The Hebrew word Hosanna, never mind how we use it today like a word of praise, literally means Save Now! The cries of the people as they spread their garments and waved their palms were not shouts of adulation as much as they were cries for help. God, save us!

Our countries are reeling from historical circumstances that continue to force bad outcomes. Our political systems are in distress, our social fabric is unravelling, ethnic and racial insecurities are increasing, and economies are on the brink of collapse.

We live in places where the thing we need most now is for God to save us. We need shouts of Hosanna. We need to cry out to God for deliverance from the things that have come upon our countries and our world.

Today we should cry Hosanna!
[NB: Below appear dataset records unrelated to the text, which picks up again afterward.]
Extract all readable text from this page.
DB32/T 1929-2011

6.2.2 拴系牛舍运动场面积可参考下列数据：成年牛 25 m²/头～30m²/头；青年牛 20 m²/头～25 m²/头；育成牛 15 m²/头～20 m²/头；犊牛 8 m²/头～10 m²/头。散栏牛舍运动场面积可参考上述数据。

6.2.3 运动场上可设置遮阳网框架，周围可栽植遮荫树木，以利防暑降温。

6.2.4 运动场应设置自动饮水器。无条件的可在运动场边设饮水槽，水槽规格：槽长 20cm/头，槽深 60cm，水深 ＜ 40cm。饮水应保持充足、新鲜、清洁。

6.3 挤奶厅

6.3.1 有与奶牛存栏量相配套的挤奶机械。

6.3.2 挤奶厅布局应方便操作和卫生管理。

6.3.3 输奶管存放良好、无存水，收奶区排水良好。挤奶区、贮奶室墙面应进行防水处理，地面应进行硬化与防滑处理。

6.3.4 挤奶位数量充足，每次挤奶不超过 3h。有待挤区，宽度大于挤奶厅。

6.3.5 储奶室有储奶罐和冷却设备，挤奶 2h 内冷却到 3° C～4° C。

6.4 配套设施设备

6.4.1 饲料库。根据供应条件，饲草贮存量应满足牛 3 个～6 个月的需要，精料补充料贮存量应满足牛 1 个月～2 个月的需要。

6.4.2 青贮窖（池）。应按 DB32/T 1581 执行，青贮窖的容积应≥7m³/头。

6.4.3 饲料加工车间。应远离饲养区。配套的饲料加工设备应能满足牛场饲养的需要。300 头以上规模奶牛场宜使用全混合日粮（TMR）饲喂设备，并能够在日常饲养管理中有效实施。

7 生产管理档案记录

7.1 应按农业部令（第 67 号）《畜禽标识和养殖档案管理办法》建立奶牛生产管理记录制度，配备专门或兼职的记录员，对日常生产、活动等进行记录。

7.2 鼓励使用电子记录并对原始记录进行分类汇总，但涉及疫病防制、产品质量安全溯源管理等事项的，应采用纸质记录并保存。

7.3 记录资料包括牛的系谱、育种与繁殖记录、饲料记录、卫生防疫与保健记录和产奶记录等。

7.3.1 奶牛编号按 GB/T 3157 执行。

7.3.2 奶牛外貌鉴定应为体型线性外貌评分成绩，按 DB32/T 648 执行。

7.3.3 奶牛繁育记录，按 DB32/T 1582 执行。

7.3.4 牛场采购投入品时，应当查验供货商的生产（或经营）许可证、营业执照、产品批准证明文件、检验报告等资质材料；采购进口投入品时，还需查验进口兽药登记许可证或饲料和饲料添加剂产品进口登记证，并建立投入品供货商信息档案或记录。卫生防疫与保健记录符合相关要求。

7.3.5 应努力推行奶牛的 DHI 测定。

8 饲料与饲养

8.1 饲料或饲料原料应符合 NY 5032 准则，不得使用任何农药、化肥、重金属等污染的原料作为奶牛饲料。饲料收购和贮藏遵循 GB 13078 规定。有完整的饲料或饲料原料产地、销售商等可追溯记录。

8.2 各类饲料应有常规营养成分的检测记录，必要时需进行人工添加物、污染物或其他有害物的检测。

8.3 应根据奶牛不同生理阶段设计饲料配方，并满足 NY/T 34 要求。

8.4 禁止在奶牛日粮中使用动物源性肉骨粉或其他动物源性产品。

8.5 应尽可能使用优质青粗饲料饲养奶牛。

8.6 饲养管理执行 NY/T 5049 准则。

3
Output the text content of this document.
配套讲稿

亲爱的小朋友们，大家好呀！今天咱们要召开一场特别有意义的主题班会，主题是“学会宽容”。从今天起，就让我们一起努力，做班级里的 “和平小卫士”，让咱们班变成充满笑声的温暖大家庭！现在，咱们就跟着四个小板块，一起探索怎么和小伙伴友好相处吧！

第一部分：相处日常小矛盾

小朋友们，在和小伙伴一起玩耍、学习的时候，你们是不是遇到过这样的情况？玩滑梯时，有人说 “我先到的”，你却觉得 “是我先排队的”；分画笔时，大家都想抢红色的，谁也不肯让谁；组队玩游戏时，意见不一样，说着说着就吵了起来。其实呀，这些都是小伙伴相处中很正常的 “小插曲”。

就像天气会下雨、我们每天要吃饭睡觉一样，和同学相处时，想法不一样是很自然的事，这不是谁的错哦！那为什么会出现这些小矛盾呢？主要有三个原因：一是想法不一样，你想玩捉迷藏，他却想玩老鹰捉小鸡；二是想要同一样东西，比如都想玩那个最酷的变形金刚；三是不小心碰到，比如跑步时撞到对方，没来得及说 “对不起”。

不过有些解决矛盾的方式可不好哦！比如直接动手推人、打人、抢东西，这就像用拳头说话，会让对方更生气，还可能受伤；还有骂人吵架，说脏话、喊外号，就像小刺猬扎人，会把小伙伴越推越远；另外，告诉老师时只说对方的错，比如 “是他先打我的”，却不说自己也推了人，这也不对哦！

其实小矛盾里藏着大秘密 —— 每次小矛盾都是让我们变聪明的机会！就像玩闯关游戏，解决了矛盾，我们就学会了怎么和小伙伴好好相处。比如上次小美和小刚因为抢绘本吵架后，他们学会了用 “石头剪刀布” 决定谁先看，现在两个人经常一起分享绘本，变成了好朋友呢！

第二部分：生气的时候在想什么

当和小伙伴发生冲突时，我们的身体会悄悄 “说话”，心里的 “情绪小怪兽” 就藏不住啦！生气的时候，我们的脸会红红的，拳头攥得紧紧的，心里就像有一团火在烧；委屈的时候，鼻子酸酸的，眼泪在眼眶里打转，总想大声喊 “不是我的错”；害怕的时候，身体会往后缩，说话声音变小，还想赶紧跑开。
Hosanna now! Save us, save us God, save us now! For the same Jesus who rode into Jerusalem on the colt of an ass at Passover said that “unless those days were shortened, no flesh would be saved; but for the elect’s sake those days will be shortened.” Matthew 24:22

Think on these things:

  1. Do you think that if you were in Jerusalem you would have gone out and waved your clothes or palm branches when Jesus came riding in?
  2. Are you able to look beyond national and global political events and see the hand of God at work?
  3. What would current events cause you to do differently when we are no longer in lockdown?

Prayer focus:

Let us cry out to God today, for the elect sake, that He would save us now.

In His Grace
Pastor Alex

Comment(1)

  1. Pushpanathan says

    Hosanna. Jesus please save us from this deadly virus. God created us, he will never abandon us.Will pray for everyone.